Pedir perdón debería estar bien. En realidad, lo está cuando supone reconocer un error o una falta que ha podido molestar o herir a otro. Aunque, siendo ese pejiguera tiquismiquis del que me quiero desembarazar en este 2015, no me puedo olvidar de que en esas disculpas hay tanto de acto de justicia como de limpieza de la conciencia propia, de desahogo autoliberador; o sea, de egoísmo puro y duro para poder lograr ese objetivo que nos marcamos cotidianamente: que nada nos quite demasiado el sueño. El problema surge cuando el perdón trasciende lo meramente utilitario -que no deja de ser una manera inocente de desculpabilizarse- y se convierte en ventajismo de la peor calaña, cuando se transforma en el vehículo de supervivencia, para la perpetuación de uno mismo.

Gran parte de eso que están llamando regeneración democrática pasa por ver a líderes de partidos políticos y de instituciones sacrosantas, antes tan distantes y glaciares, pidiendo perdón. Pedro Sánchez, Esperanza Aguirre y hasta el rey emérito Juan Carlos, por ejemplo, han puesto en práctica el ejercicio del notable arte del dispénseme. Independientemente de que lo hagan, como se dice, de corazón -palabra que, me imagino, debe provocar muchas risas cuando uno llega a niveles tan altos del sistema de poder-, lo que resulta meridiano es que sí que lo hacen con un claro objetivo: hacernos sentir importantes. En eso consiste este tiempo nuevo que se nos quiere vender desde todos lados: brindarnos la ilusión de que nosotros estamos al mando y de que los enchaquetados y encorbatados están a nuestro servicio; tanto es así que, mira, se rebajan a sufrir el escarnio público de pedir perdón públicamente por sus errores, se arrodillan para que les ofrezcamos nuestra clemencia, que tanto les importa...

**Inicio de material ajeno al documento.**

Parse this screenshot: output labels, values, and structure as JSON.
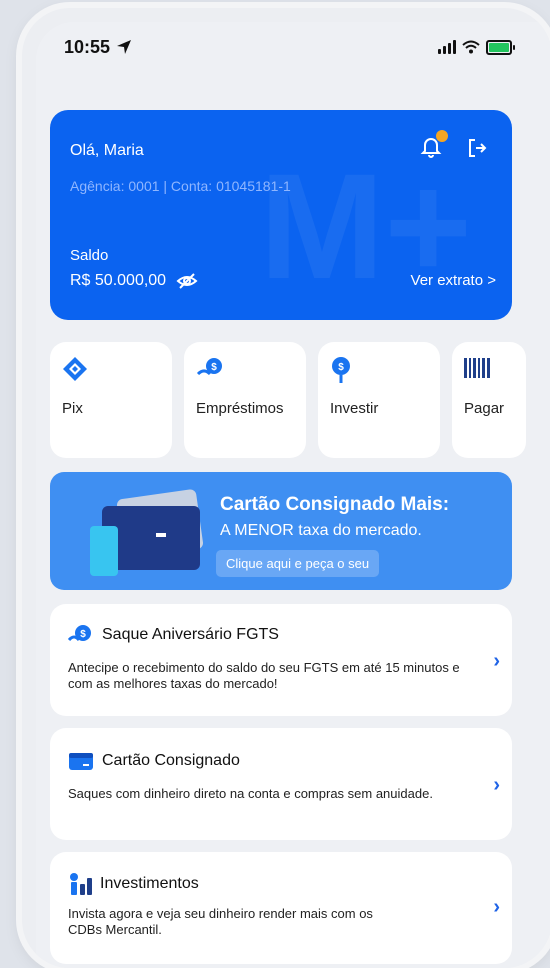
{
  "status_bar": {
    "time": "10:55"
  },
  "header": {
    "greeting": "Olá, Maria",
    "account": "Agência: 0001 | Conta: 01045181-1",
    "balance_label": "Saldo",
    "balance_value": "R$ 50.000,00",
    "statement_link": "Ver extrato >"
  },
  "quick_actions": [
    {
      "label": "Pix",
      "icon": "pix-icon"
    },
    {
      "label": "Empréstimos",
      "icon": "loan-icon"
    },
    {
      "label": "Investir",
      "icon": "invest-icon"
    },
    {
      "label": "Pagar",
      "icon": "barcode-icon"
    }
  ],
  "promo": {
    "title": "Cartão Consignado Mais:",
    "subtitle": "A MENOR taxa do mercado.",
    "cta": "Clique aqui e peça o seu"
  },
  "offers": [
    {
      "title": "Saque Aniversário FGTS",
      "description": "Antecipe o recebimento do saldo do seu FGTS em até 15 minutos e com as melhores taxas do mercado!"
    },
    {
      "title": "Cartão Consignado",
      "description": "Saques com dinheiro direto na conta e compras sem anuidade."
    },
    {
      "title": "Investimentos",
      "description": "Invista agora e veja seu dinheiro render mais com os CDBs Mercantil."
    }
  ],
  "colors": {
    "brand": "#0b63f0",
    "promo": "#3f8ff2",
    "accent": "#f5a623"
  }
}
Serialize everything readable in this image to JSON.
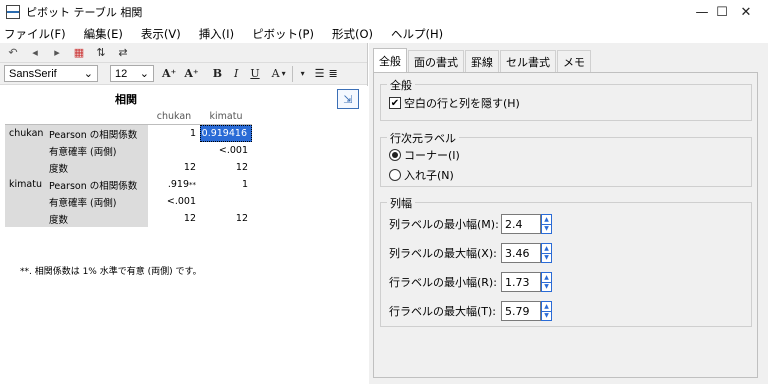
{
  "window": {
    "title": "ピボット テーブル 相関",
    "icon": "pivot-table-app-icon"
  },
  "menu": [
    {
      "label": "ファイル(F)"
    },
    {
      "label": "編集(E)"
    },
    {
      "label": "表示(V)"
    },
    {
      "label": "挿入(I)"
    },
    {
      "label": "ピボット(P)"
    },
    {
      "label": "形式(O)"
    },
    {
      "label": "ヘルプ(H)"
    }
  ],
  "toolbar": {
    "font_name": "SansSerif",
    "font_size": "12",
    "bold_label": "B",
    "italic_label": "I",
    "underline_label": "U",
    "color_label": "A"
  },
  "pivot": {
    "title": "相関",
    "col_headers": [
      "chukan",
      "kimatu"
    ],
    "rows": [
      {
        "var": "chukan",
        "stat": "Pearson の相関係数",
        "v1": "1",
        "v2": "0.919416"
      },
      {
        "var": "",
        "stat": "有意確率 (両側)",
        "v1": "",
        "v2": "<.001"
      },
      {
        "var": "",
        "stat": "度数",
        "v1": "12",
        "v2": "12"
      },
      {
        "var": "kimatu",
        "stat": "Pearson の相関係数",
        "v1": ".919",
        "v1_sup": "**",
        "v2": "1"
      },
      {
        "var": "",
        "stat": "有意確率 (両側)",
        "v1": "<.001",
        "v2": ""
      },
      {
        "var": "",
        "stat": "度数",
        "v1": "12",
        "v2": "12"
      }
    ],
    "footnote": "**. 相関係数は 1% 水準で有意 (両側) です。"
  },
  "tabs": [
    {
      "label": "全般",
      "active": true
    },
    {
      "label": "面の書式",
      "active": false
    },
    {
      "label": "罫線",
      "active": false
    },
    {
      "label": "セル書式",
      "active": false
    },
    {
      "label": "メモ",
      "active": false
    }
  ],
  "general": {
    "group_label": "全般",
    "hide_empty_label": "空白の行と列を隠す(H)",
    "hide_empty_checked": true
  },
  "row_dimension": {
    "group_label": "行次元ラベル",
    "corner_label": "コーナー(I)",
    "nested_label": "入れ子(N)",
    "selected": "コーナー(I)"
  },
  "column_width": {
    "group_label": "列幅",
    "fields": [
      {
        "label": "列ラベルの最小幅(M):",
        "value": "2.4"
      },
      {
        "label": "列ラベルの最大幅(X):",
        "value": "3.46"
      },
      {
        "label": "行ラベルの最小幅(R):",
        "value": "1.73"
      },
      {
        "label": "行ラベルの最大幅(T):",
        "value": "5.79"
      }
    ]
  }
}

Y nosotros, más anchos que panchos, porque, como dijo Napoleón, «el perdón nos hace superiores a los que nos injurian». Ya, sólo hay un pero: únicamente piden ese perdón cuando alguien les ha pillado y ha descubierto la equivocación, cuando el motu propio -que debería ser el gran valor de pedir perdón- no existe ya, cuando lo que motiva todo es el encontrar una salida en un callejón que parece no tenerla... Eso, señor lector, es más una estrategia que una disculpa, como buscar una reconciliación rápida con la pareja para tener sexo.

Pero hay gente que va más allá, mucho más. Escribo estas líneas poco después de ver cómo en Andalucía Directo se vanaglorian de que su vídeo de disculpas por el fiasco de las uvas interruptus tiene ya no sé cuántos millones de visitas en YouTube.

No voy a entrar a juzgar el valor de la pieza ésa del carbón -aunque a mí ya me resulta sospechoso que cada vez se emplee más el humor como betadine; cosas de esta sociedad en la que ya no se solucionan problemas sino que se gestionan crisis- pero el recrearte en el éxito de tus disculpas es rizar el rizo de la egolatría. El perdón se ha convertido en la noticia, en la cosa importante en sí misma.